Nas consultas para falar sobre recidiva, a oncologista diz que é fundamental uma conversa empática porque, na cabeça da paciente, o que se passa é a culpa. “Temos de tranquilizar a paciente, explicar que isso aconteceu não pelo que ela fez ou deixou de fazer. Aconteceu porque a doença foi mais esperta do que a gente.”

A médica Cristiana Tavares, oncologista da Rede D’Or e professora na Universidade de Pernambuco, aponta uma particularidade a ser considerada frente aos diagnósticos de tumor mamário. “Temos de ser cuidadosos em nossas abordagens, porque no Brasil não se pode adotar a mesma conduta dos consultórios americanos, britânicos, germânicos. A dinâmica tem de ser outra, porque o povo latino é mais sensível, mais passional”. 

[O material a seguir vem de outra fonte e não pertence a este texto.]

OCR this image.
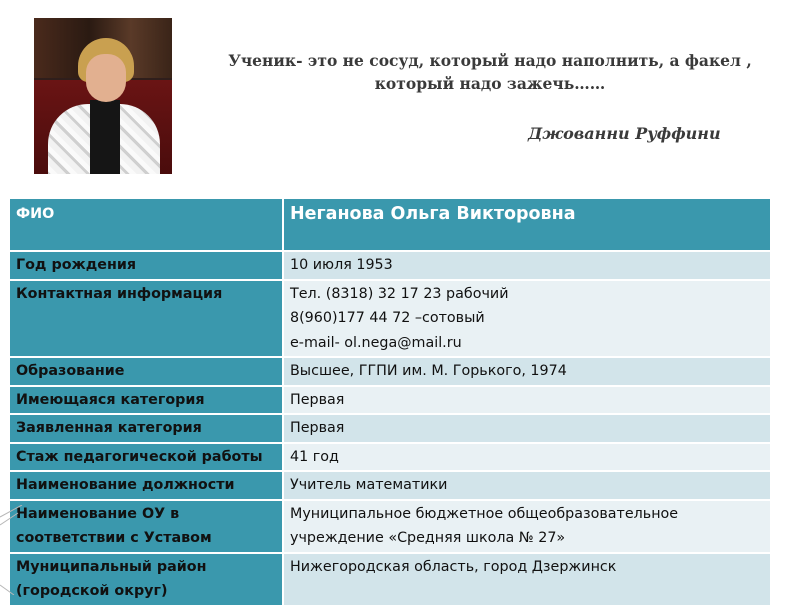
Ученик- это не сосуд, который надо наполнить, а факел ,
который надо зажечь……
Джованни Руффини
ФИО	Неганова Ольга Викторовна

Год рождения	10 июля 1953

Контактная информация	Тел. (8318) 32 17 23 рабочий
8(960)177 44 72 –сотовый
e-mail- ol.nega@mail.ru

Образование	Высшее, ГГПИ им. М. Горького, 1974

Имеющаяся категория	Первая

Заявленная категория	Первая

Стаж педагогической работы	41 год

Наименование должности	Учитель математики

Наименование ОУ в соответствии с Уставом	Муниципальное бюджетное общеобразовательное учреждение «Средняя школа № 27»

Муниципальный район (городской округ)	Нижегородская область, город Дзержинск
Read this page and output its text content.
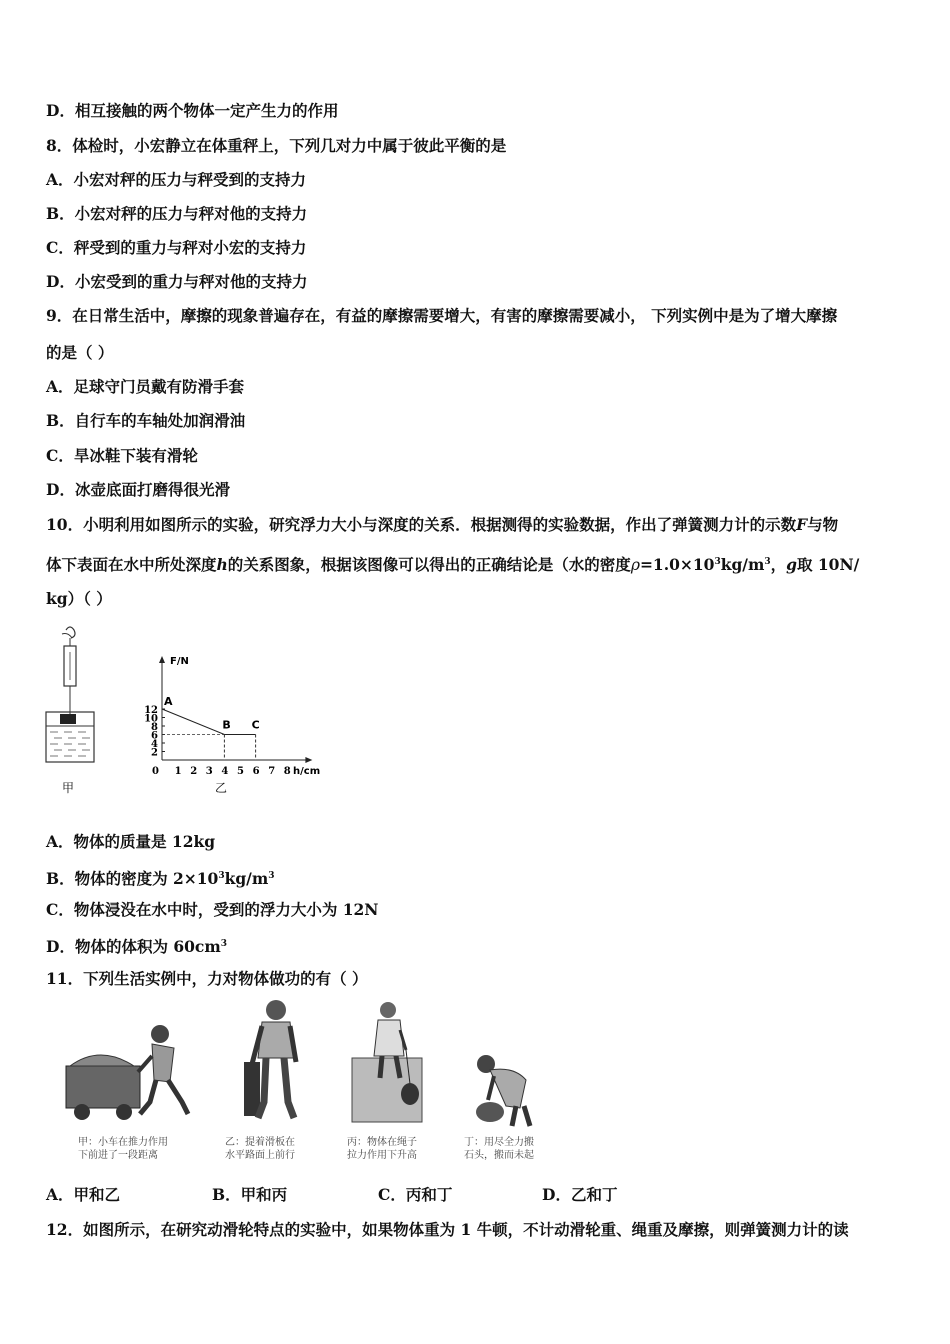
D．相互接触的两个物体一定产生力的作用
8．体检时，小宏静立在体重秤上，下列几对力中属于彼此平衡的是
A．小宏对秤的压力与秤受到的支持力
B．小宏对秤的压力与秤对他的支持力
C．秤受到的重力与秤对小宏的支持力
D．小宏受到的重力与秤对他的支持力
9．在日常生活中，摩擦的现象普遍存在，有益的摩擦需要增大，有害的摩擦需要减小， 下列实例中是为了增大摩擦
的是（ ）
A．足球守门员戴有防滑手套
B．自行车的车轴处加润滑油
C．旱冰鞋下装有滑轮
D．冰壶底面打磨得很光滑
10．小明利用如图所示的实验，研究浮力大小与深度的关系．根据测得的实验数据，作出了弹簧测力计的示数F与物
体下表面在水中所处深度h的关系图象，根据该图像可以得出的正确结论是（水的密度$\rho=1.0\times 10^3kg/m^3$，g取 10N/
kg）（ ）
甲
F/N
h/cm
0 1 2 3 4 5 6 7 8
2
4
6
8
10
12
A
B C
乙
A．物体的质量是 12kg
B．物体的密度为 $2\times 10^3kg/m^3$
C．物体浸没在水中时，受到的浮力大小为 12N
D．物体的体积为 $60cm^3$
11．下列生活实例中，力对物体做功的有（ ）
甲：小车在推力作用
下前进了一段距离
乙：提着滑板在
水平路面上前行
丙：物体在绳子
拉力作用下升高
丁：用尽全力搬
石头，搬而未起
A．甲和乙	B．甲和丙	C．丙和丁	D．乙和丁
12．如图所示，在研究动滑轮特点的实验中，如果物体重为 1 牛顿，不计动滑轮重、绳重及摩擦，则弹簧测力计的读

Outra orientação que ela segue e transmite aos seus alunos é enxergar as pacientes como pessoas individualizadas. “Não estamos recebendo um par de mamas! Cada paciente que chega tem sua história de vida, seus traumas, sua cultura, sua história conjugal.”

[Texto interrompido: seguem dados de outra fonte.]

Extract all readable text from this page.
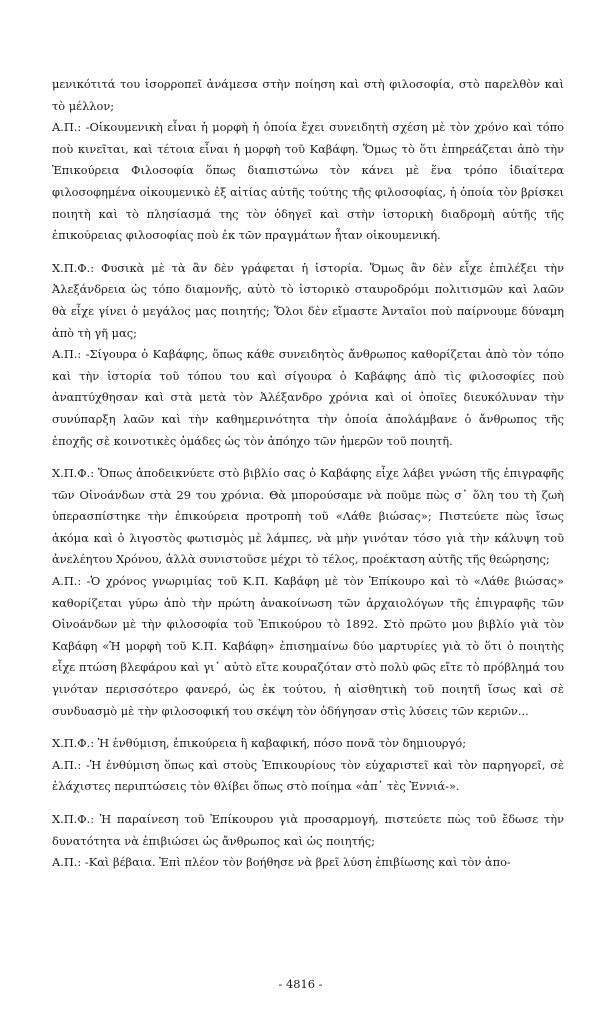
μενικότιτά του ἰσορροπεῖ ἀνάμεσα στὴν ποίηση καὶ στὴ φιλοσοφία, στὸ παρελθὸν καὶ τὸ μέλλον;

Α.Π.: -Οἰκουμενικὴ εἶναι ἡ μορφὴ ἡ ὁποία ἔχει συνειδητὴ σχέση μὲ τὸν χρόνο καὶ τόπο ποὺ κινεῖται, καὶ τέτοια εἶναι ἡ μορφὴ τοῦ Καβάφη. Ὅμως τὸ ὅτι ἐπηρεάζεται ἀπὸ τὴν Ἐπικούρεια Φιλοσοφία ὅπως διαπιστώνω τὸν κάνει μὲ ἕνα τρόπο ἰδιαίτερα φιλοσοφημένα οἰκουμενικὸ ἐξ αἰτίας αὐτῆς τούτης τῆς φιλοσοφίας, ἡ ὁποία τὸν βρίσκει ποιητὴ καὶ τὸ πλησίασμά της τὸν ὁδηγεῖ καὶ στὴν ἱστορικὴ διαδρομὴ αὐτῆς τῆς ἐπικούρειας φιλοσοφίας ποὺ ἐκ τῶν πραγμάτων ἦταν οἰκουμενική.

Χ.Π.Φ.: Φυσικὰ μὲ τὰ ἂν δὲν γράφεται ἡ ἱστορία. Ὅμως ἂν δὲν εἶχε ἐπιλέξει τὴν Ἀλεξάνδρεια ὡς τόπο διαμονῆς, αὐτὸ τὸ ἱστορικὸ σταυροδρόμι πολιτισμῶν καὶ λαῶν θὰ εἶχε γίνει ὁ μεγάλος μας ποιητής; Ὅλοι δὲν εἴμαστε Ἀνταῖοι ποὺ παίρνουμε δύναμη ἀπὸ τὴ γῆ μας;

Α.Π.: -Σίγουρα ὁ Καβάφης, ὅπως κάθε συνειδητὸς ἄνθρωπος καθορίζεται ἀπὸ τὸν τόπο καὶ τὴν ἱστορία τοῦ τόπου του καὶ σίγουρα ὁ Καβάφης ἀπὸ τὶς φιλοσοφίες ποὺ ἀναπτύχθησαν καὶ στὰ μετὰ τὸν Ἀλέξανδρο χρόνια καὶ οἱ ὁποῖες διευκόλυναν τὴν συνύπαρξη λαῶν καὶ τὴν καθημερινότητα τὴν ὁποία ἀπολάμβανε ὁ ἄνθρωπος τῆς ἐποχῆς σὲ κοινοτικὲς ὁμάδες ὡς τὸν ἀπόηχο τῶν ἡμερῶν τοῦ ποιητῆ.

Χ.Π.Φ.: Ὅπως ἀποδεικνύετε στὸ βιβλίο σας ὁ Καβάφης εἶχε λάβει γνώση τῆς ἐπιγραφῆς τῶν Οἰνοάνδων στὰ 29 του χρόνια. Θὰ μπορούσαμε νὰ ποῦμε πὼς σ᾽ ὅλη του τὴ ζωὴ ὑπερασπίστηκε τὴν ἐπικούρεια προτροπὴ τοῦ «Λάθε βιώσας»; Πιστεύετε πὼς ἴσως ἀκόμα καὶ ὁ λιγοστὸς φωτισμὸς μὲ λάμπες, νὰ μὴν γινόταν τόσο γιὰ τὴν κάλυψη τοῦ ἀνελέητου Χρόνου, ἀλλὰ συνιστοῦσε μέχρι τὸ τέλος, προέκταση αὐτῆς τῆς θεώρησης;

Α.Π.: -Ὁ χρόνος γνωριμίας τοῦ Κ.Π. Καβάφη μὲ τὸν Ἐπίκουρο καὶ τὸ «Λάθε βιώσας» καθορίζεται γύρω ἀπὸ τὴν πρώτη ἀνακοίνωση τῶν ἀρχαιολόγων τῆς ἐπιγραφῆς τῶν Οἰνοάνδων μὲ τὴν φιλοσοφία τοῦ Ἐπικούρου τὸ 1892. Στὸ πρῶτο μου βιβλίο γιὰ τὸν Καβάφη «Ἡ μορφὴ τοῦ Κ.Π. Καβάφη» ἐπισημαίνω δύο μαρτυρίες γιὰ τὸ ὅτι ὁ ποιητὴς εἶχε πτώση βλεφάρου καὶ γι᾽ αὐτὸ εἴτε κουραζόταν στὸ πολὺ φῶς εἴτε τὸ πρόβλημά του γινόταν περισσότερο φανερό, ὡς ἐκ τούτου, ἡ αἰσθητικὴ τοῦ ποιητῆ ἴσως καὶ σὲ συνδυασμὸ μὲ τὴν φιλοσοφική του σκέψη τὸν ὁδήγησαν στὶς λύσεις τῶν κεριῶν...

Χ.Π.Φ.: Ἡ ἐνθύμιση, ἐπικούρεια ἢ καβαφική, πόσο πονᾶ τὸν δημιουργό;

Α.Π.: -Ἡ ἐνθύμιση ὅπως καὶ στοὺς Ἐπικουρίους τὸν εὐχαριστεῖ καὶ τὸν παρηγορεῖ, σὲ ἐλάχιστες περιπτώσεις τὸν θλίβει ὅπως στὸ ποίημα «ἀπ᾽ τὲς Ἐννιά-».

Χ.Π.Φ.: Ἡ παραίνεση τοῦ Ἐπίκουρου γιὰ προσαρμογή, πιστεύετε πὼς τοῦ ἔδωσε τὴν δυνατότητα νὰ ἐπιβιώσει ὡς ἄνθρωπος καὶ ὡς ποιητής;

Α.Π.: -Καὶ βέβαια. Ἐπὶ πλέον τὸν βοήθησε νὰ βρεῖ λύση ἐπιβίωσης καὶ τὸν ἀπο-

- 4816 -
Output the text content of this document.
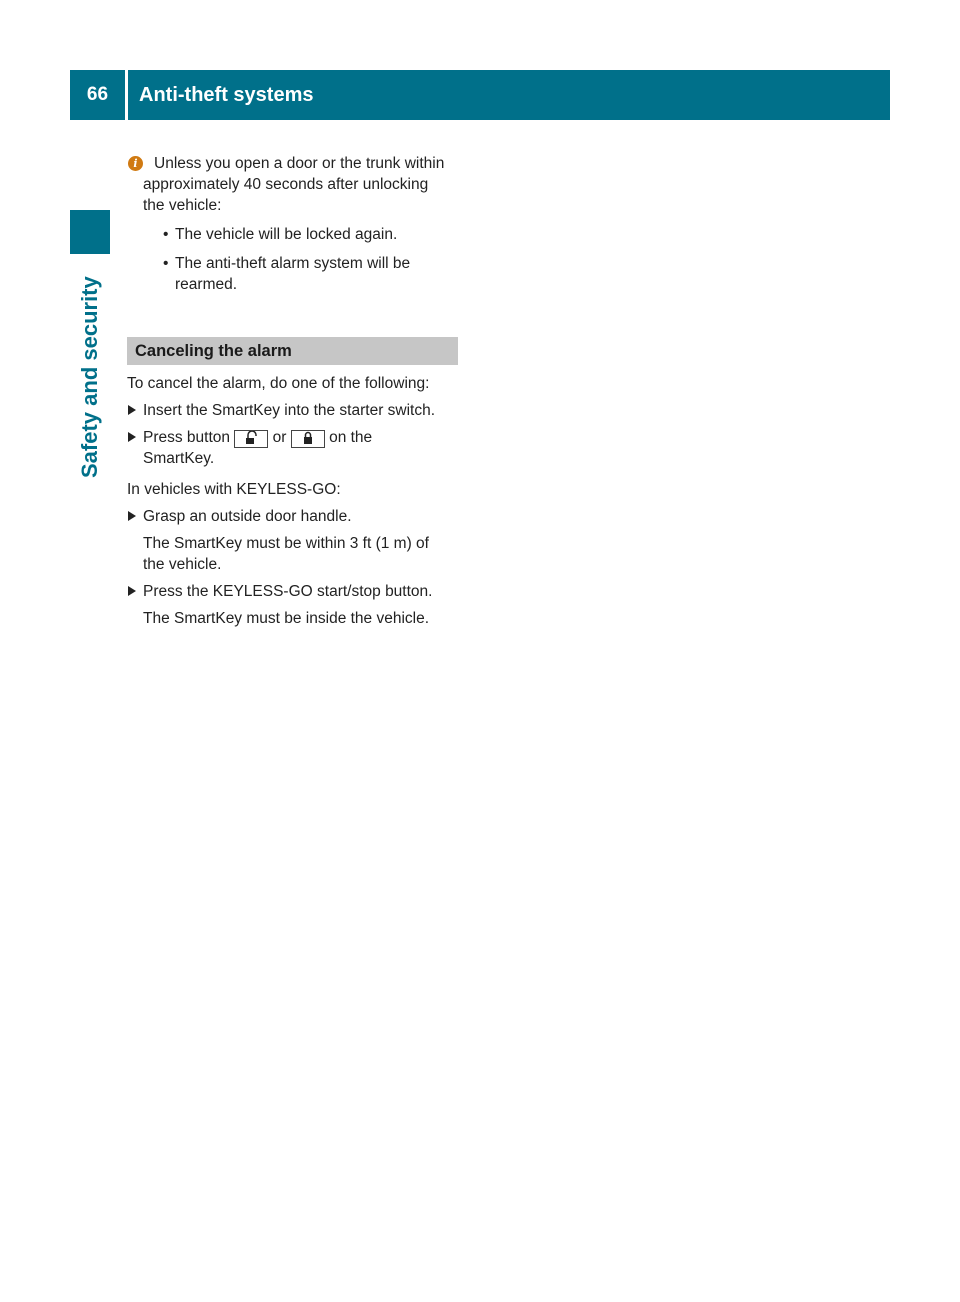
66	Anti-theft systems
Safety and security
i	Unless you open a door or the trunk within

approximately 40 seconds after unlocking

the vehicle:

• The vehicle will be locked again.

• The anti-theft alarm system will be
rearmed.

Canceling the alarm

To cancel the alarm, do one of the following:

Insert the SmartKey into the starter switch.

Press button	or	on the
SmartKey.

In vehicles with KEYLESS-GO:

Grasp an outside door handle.

The SmartKey must be within 3 ft (1 m) of
the vehicle.

Press the KEYLESS-GO start/stop button.

The SmartKey must be inside the vehicle.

Na abordagem de Cristiana Tavares, ela procura mudar o enfoque da paciente sobre seu diagnóstico. “Eu digo que existem várias mortes em vida; e a gente pode morrer e renascer várias vezes. Pode ser que essa dor, esse impacto, venha para a gente fazer uma avaliação e promover mudanças. A doença vem como uma forma de transformação.”

Getty Images 

O alerta foi dado no início deste ano pela Organização Mundial da Saúde (OMS). O câncer de mama se tornou a forma de tumor maligno mais diagnosticada no mundo, com 2,3 milhões de casos registrados em 2020, ou 11,7% do total. O mesmo estudo mostrou que o número de mulheres que estão vivas após serem diagnosticadas com essa doença nos últimos cinco anos era estimado em quase 8 milhões no ano passado, maior do que os sobreviventes de qualquer outro tipo de câncer. Segundo especialistas, os dados expõem duas certezas: o câncer de mama tem avançado, mas os tratamentos que permitem a cura ou melhoram a qualidade de vida das pacientes também estão evoluindo.

Para Fabiana Makdissi, diretora do departamento de Mastologia do hospital A. C. Camargo, a constatação dessa maior incidência é uma soma de fatores. “O câncer é uma doença degenerativa, portanto ligada ao envelhecimento da população. No caso do câncer de mama, ser mulher e estar envelhecendo já é um fator de risco. Mas também é verdade que a população está cada vez mais obesa, as mulheres estão tendo filhos mais tarde e estão expostas às questões hormonais por mais tempo”, explica.

Daniela Dornelles Rosa, presidente do Grupo Brasileiro de Estudos em Câncer Mama (GBECAM),

também destaca os fatores reprodutivos como parte da explicação. Segundo ela, comportamentos que eram considerados protetores no passado se modificaram. “Exigências do mercado de trabalho nas últimas décadas levaram as mulheres a postergar a gestação, terem um número menor de filhos e a amamentarem por menos tempo”, lista a oncologista do Hospital Moinhos de Vento.

Fatores modificáveis

 

Essas mudanças nos fatores reprodutivos que ocorreram nas últimas décadas fazem parte do processo natural de evolução da sociedade, mas os médicos alertam que há outros fatores comportamentais que são modificáveis que poderiam ajudar a frear o crescimento da incidência do câncer de mama. Os exemplos são os hábitos alimentares e o sedentarismo – que levam ao sobrepeso –, além do consumo de álcool e do tabagismo.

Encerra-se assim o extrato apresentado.